# Alum Creek Spillway ...



## BrookdaleBrothersOutdoors (Jun 10, 2012)

Haven't fished Alum's spillway yet this year because I was afraid to make the drive up there to find very little ope water to fish below the dam. With these next few days of nice weather and some warm rain in the future it should bring up the water level and get rid of most of the ice below the spillway. I was just wondering if anyone has been up there lately and if they have been doing any good? Getting tired of being skunked or catching "dinks" below Deer Creek spillway! As always thanks in advance!

(Picture: First eye of 2014 back towards the end of January at Deer Creek)


----------



## gone-fishing (Aug 27, 2011)

Its almost completely open. Very fishable. 

Sent from my SPH-L710 using Ohub Campfire mobile app


----------



## hatfield75 (Jun 6, 2009)

I was there for an hour earlier this morning. Did not catch anything or see anyone catching fish. There are a couple patches of ice, but it is 99% open. You may want to wait until they release some water before venturing out if you have a long drive.


----------



## MassillonBuckeye (May 3, 2010)

Didn't have any trouble hoisting him up the wall heh . But hey.. NOT a skunk like Deer Creek dealt me Friday.. Unless I could the bottom bouncer rig I reeled in.. Yeah.. like 1/2oz bottom bouncer and swivel with a worm hook connected directly to it.. I catch some weird stuff Lol!


----------



## Mushijobah (May 4, 2004)

Went to Alum this evening....skunk and no one else catching!


----------



## F1504X4 (Mar 23, 2008)

Spillway is flowing nice as of 945a.
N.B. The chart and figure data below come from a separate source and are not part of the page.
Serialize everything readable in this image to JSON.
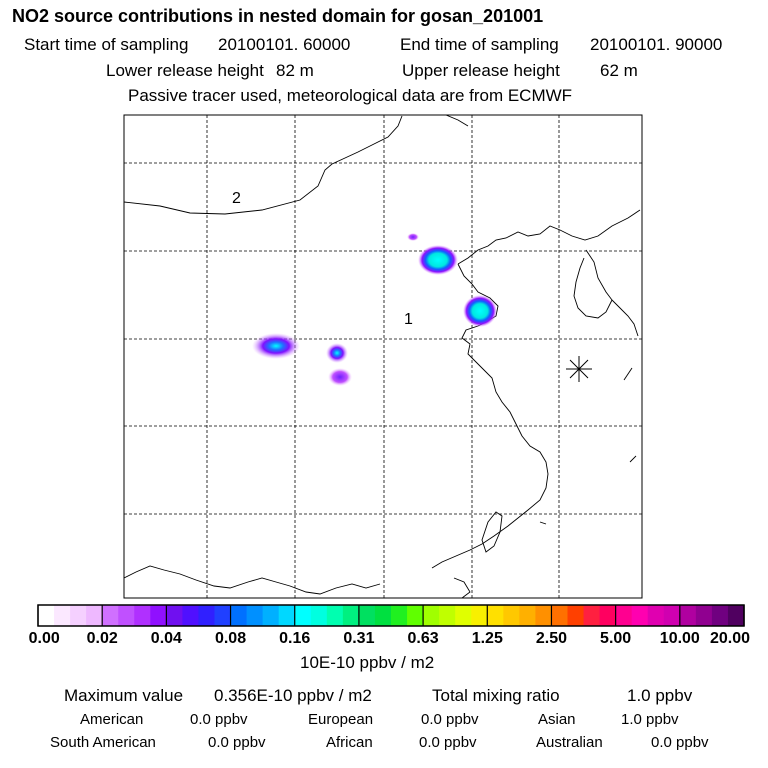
{
  "title": "NO2 source contributions in nested domain for gosan_201001",
  "start_time_label": "Start time of sampling",
  "start_time_value": "20100101. 60000",
  "end_time_label": "End time of sampling",
  "end_time_value": "20100101. 90000",
  "lower_release_label": "Lower release height",
  "lower_release_value": "82 m",
  "upper_release_label": "Upper release height",
  "upper_release_value": "62 m",
  "tracer_note": "Passive tracer used, meteorological data are from ECMWF",
  "map": {
    "region_labels": [
      "2",
      "1"
    ],
    "source_marker": "asterisk-icon"
  },
  "colorbar": {
    "ticks": [
      "0.00",
      "0.02",
      "0.04",
      "0.08",
      "0.16",
      "0.31",
      "0.63",
      "1.25",
      "2.50",
      "5.00",
      "10.00",
      "20.00"
    ],
    "unit": "10E-10 ppbv / m2",
    "colors": [
      "#ffffff",
      "#fbe8ff",
      "#f5d0ff",
      "#eeb8ff",
      "#d070ff",
      "#c050ff",
      "#b030ff",
      "#9010ff",
      "#7010f0",
      "#5010ff",
      "#3020ff",
      "#2040ff",
      "#0070ff",
      "#0090ff",
      "#00b0ff",
      "#00d8ff",
      "#00ffff",
      "#00ffe0",
      "#00ffb0",
      "#00f080",
      "#00e060",
      "#00e040",
      "#20f020",
      "#60ff00",
      "#a0ff00",
      "#c0ff00",
      "#e0ff00",
      "#f8f000",
      "#ffe000",
      "#ffc800",
      "#ffb000",
      "#ff9000",
      "#ff7000",
      "#ff4000",
      "#ff2040",
      "#ff0060",
      "#ff0090",
      "#ff00b0",
      "#e000b0",
      "#d000b0",
      "#b000a0",
      "#900090",
      "#700080",
      "#500060"
    ]
  },
  "summary": {
    "max_label": "Maximum value",
    "max_value": "0.356E-10 ppbv / m2",
    "total_label": "Total mixing ratio",
    "total_value": "1.0 ppbv"
  },
  "regions": [
    {
      "name": "American",
      "value": "0.0 ppbv"
    },
    {
      "name": "European",
      "value": "0.0 ppbv"
    },
    {
      "name": "Asian",
      "value": "1.0 ppbv"
    },
    {
      "name": "South American",
      "value": "0.0 ppbv"
    },
    {
      "name": "African",
      "value": "0.0 ppbv"
    },
    {
      "name": "Australian",
      "value": "0.0 ppbv"
    }
  ]
}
Looks to be about 6-10 inches below top of sidewalk. 


Posted using Outdoor Hub Campfire


----------



## F1504X4 (Mar 23, 2008)

1224p water is at the top of the sidewalk. 


Posted using Outdoor Hub Campfire


----------



## Saugeyefisher (Jul 19, 2010)

F1504X4 said:


> 1224p water is at the top of the sidewalk.
> 
> 
> Posted using Outdoor Hub Campfire


Ive always liked it down there at the top of side walk to about 12" below and sometimes lower after its been flowing a while. I have gotten fish when its 2/3' above the sidewalk to,just had to find spots with back current or good eddies... with that being said ive never really killed them down there in dead of winter. I dont know how many fish you get down there from downstream but i dont think its many,and when h20 temps are this low not many fish to be sucked down either. Once temps come up a little imo the current from the lake being drawn down attract the saugeye like a maginet. And thats why it can be better when they release water in spring...
There will aways be a few resident fish through out the yr. But it takes things to really line up for a HOT bite there..
Now a place like deer creek is a different story. It pretty much goes from lake to river after draw down. So no deep places for the saugeye to go. So most the fish go threw the dam in the late fal-early spring... 
At least this what i have gathered fishing spillways the last few yrs..


----------



## geoffoquinn (Oct 2, 2011)

Save yourself the aggravation and just throw 3 of your favorite cranks out of your truck window doing laps around 270 until you've wasted the amount of gas you would use going there. I've given up on that spot. I'm not fishing until ice out at hoover in the main lake.


----------



## Wdw0718 (Dec 31, 2013)

Just drove past the spillway ...water is a couple feet above the sidewalk. Flowing pretty good.

Sent from my SCH-I535 using Ohub Campfire mobile app


----------